Do you know why your last part run had a high defect rate, why parts from an outside supplier were nonconforming, and what you are going to do with those parts?
If your company has a material review board, it can probably answer those questions.
A material review board is a group of individuals with the authority to disposition nonconforming parts and materials. I’m on the MRB where I work, and an individual from each of the following disciplines is usually represented: quality, design engineering, manufacturing engineering, purchasing and machining.
We meet on a daily basis in the quality area. Nonconforming parts are staged there for our meeting, which is usually scheduled within the first hour of the work day. This way, we can start working on solutions and contain any damage right away. When we meet, we review the preceding day’s nonconforming material report (NCMR). This document provides details about the nonconforming parts, including what is wrong, the responsible department, who wrote the document and the number of nonconforming parts. If the NCMR is on a purchased part, the vendor is also listed.
When we evaluate parts, some are considered outright scrap because of out-of-tolerance features; for other parts, the raw stock might be nonconforming.
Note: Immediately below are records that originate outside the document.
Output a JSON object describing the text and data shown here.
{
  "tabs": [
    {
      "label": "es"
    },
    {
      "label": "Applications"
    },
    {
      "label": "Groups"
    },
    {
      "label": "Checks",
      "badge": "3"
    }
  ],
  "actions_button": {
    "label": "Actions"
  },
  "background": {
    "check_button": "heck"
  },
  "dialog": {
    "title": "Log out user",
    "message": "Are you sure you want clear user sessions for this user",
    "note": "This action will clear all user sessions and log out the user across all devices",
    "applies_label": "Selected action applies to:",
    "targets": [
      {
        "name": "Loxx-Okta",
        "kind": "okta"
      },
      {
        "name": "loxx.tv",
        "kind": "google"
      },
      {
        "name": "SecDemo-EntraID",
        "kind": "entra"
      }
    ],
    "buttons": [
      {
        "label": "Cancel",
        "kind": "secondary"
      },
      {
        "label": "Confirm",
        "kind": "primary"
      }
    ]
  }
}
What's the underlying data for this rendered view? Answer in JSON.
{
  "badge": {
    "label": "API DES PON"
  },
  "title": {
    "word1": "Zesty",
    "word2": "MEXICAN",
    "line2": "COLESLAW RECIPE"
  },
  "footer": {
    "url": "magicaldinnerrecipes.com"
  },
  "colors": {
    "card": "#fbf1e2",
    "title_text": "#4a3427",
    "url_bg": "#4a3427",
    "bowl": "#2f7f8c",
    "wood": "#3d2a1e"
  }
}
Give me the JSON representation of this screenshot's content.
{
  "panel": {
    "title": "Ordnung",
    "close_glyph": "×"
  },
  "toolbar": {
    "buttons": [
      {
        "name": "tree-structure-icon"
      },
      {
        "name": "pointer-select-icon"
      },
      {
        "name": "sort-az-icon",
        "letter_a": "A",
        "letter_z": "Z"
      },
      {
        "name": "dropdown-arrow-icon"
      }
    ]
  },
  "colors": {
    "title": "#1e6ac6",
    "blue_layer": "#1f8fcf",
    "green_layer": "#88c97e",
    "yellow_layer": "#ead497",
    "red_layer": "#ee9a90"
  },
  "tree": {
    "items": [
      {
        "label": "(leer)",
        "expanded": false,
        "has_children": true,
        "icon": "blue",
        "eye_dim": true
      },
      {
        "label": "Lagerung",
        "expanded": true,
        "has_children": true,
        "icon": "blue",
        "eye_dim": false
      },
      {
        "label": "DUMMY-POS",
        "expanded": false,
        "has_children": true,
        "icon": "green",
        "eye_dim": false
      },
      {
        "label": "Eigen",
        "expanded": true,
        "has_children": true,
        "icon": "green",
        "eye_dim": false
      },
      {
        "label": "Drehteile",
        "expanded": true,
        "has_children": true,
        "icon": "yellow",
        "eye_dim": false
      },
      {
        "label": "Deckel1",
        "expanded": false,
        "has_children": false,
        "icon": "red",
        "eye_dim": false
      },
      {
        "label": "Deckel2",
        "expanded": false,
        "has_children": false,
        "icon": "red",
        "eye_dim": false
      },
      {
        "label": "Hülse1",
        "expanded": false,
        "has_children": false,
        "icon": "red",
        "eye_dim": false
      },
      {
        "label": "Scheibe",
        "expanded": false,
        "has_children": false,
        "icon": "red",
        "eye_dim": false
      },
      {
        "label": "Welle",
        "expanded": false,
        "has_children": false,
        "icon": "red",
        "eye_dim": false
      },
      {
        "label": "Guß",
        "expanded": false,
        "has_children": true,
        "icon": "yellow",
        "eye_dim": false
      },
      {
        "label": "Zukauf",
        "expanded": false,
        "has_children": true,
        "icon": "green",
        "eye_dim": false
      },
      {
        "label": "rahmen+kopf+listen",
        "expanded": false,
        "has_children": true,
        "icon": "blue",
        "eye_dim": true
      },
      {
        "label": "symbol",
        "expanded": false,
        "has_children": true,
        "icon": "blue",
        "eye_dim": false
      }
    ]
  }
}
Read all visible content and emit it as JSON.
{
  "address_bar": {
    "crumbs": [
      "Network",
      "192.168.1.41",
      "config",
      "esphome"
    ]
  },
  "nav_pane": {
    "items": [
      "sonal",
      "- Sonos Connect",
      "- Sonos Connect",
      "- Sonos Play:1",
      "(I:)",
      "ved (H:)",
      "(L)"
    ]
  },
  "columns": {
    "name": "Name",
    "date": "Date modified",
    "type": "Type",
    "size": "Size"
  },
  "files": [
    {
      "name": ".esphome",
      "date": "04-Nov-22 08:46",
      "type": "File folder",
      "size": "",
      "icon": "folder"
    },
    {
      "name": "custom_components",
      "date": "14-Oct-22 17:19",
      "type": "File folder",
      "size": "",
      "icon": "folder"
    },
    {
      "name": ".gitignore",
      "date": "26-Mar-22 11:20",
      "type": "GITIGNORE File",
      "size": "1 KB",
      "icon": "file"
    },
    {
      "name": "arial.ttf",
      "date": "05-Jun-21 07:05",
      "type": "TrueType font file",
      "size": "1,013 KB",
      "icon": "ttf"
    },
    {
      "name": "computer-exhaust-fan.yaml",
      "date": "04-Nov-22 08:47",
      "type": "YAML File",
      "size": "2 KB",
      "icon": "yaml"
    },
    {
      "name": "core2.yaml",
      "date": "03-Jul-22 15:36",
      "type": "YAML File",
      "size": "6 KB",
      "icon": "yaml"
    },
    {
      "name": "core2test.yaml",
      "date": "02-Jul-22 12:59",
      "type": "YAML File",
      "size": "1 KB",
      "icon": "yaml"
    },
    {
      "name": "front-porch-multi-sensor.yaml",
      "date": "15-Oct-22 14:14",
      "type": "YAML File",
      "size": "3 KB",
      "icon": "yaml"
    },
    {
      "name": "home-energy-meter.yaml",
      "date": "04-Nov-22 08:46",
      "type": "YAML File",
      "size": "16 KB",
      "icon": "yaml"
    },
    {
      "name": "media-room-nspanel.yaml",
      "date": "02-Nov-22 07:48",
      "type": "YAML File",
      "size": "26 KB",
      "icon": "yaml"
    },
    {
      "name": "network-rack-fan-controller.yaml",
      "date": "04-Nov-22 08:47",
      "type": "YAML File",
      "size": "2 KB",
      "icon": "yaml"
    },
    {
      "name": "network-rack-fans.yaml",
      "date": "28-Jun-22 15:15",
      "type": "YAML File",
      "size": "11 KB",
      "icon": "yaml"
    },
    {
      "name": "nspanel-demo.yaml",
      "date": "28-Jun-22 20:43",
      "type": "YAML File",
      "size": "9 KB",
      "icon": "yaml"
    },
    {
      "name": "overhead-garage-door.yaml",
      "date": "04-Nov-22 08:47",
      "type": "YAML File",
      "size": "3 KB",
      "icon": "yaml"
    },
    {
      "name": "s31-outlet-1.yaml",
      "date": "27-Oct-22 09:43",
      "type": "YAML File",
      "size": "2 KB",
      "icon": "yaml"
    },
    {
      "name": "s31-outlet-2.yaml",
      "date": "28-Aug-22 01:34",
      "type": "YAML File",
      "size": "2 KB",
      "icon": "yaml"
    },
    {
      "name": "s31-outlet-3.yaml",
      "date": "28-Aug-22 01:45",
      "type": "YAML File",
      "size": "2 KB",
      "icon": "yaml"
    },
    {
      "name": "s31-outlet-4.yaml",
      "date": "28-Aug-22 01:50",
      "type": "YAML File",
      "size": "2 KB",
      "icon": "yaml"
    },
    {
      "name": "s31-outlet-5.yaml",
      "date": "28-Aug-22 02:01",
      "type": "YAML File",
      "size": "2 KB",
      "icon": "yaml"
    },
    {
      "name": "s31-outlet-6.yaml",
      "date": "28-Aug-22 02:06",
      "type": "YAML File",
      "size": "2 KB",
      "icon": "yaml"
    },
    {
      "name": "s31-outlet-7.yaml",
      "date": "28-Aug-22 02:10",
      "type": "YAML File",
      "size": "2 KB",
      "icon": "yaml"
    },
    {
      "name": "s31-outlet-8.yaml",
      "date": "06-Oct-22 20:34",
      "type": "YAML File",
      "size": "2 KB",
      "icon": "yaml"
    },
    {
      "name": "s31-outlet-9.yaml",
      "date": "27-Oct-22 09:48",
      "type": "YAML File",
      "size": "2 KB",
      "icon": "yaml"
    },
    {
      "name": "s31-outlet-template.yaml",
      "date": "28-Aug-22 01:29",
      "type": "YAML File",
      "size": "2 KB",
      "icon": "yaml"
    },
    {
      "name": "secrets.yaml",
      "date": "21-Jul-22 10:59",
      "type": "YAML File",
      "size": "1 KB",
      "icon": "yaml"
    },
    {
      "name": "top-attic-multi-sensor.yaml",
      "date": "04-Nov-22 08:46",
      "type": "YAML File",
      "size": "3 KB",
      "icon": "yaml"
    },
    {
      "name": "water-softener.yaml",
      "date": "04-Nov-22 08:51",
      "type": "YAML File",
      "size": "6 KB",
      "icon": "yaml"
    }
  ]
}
These are just a couple of reasons. We then ask whether the parts can be reworked, how the parts became nonconforming (i.e., if an operator or machine caused the problem), and, if outsourced, should the parts be returned to the vendor for rework or replacement. With this type of information, we decide how to disposition the parts.
We want the process to be relatively quick, with the goal being to disposition the parts during the meeting. For example, if the parts are scrap, they should be disposed of before the end of the day.
If parts need to be returned to a vendor, they should be sent back no later than the next day. Get the parts off the floor and move on. Chances are, if a manufacturer has any sort of volume, nonconforming parts are a daily occurrence.
It is important to track the nonconforming issues, so, over time, you generate a historical document of the issues. Perhaps the problem is with a new vendor, an operator who needs more training or a process that is not robust.
All companies—regardless of size—should have a material review board. A company employing 10 individuals may only need a one-person MRB, such as the owner or senior shop employee. A company with 30 employees might go with a two-member MRB, such as a manager and QA person. The companies I’ve worked for recently employ 150 to 200 associates, so their MRBs are larger. Larger companies may even have more than one MRB to handle different company segments or divisions.
If a company wants to improve its overall process and reduce NCMRs, it must have a material review board to track the issues it faces.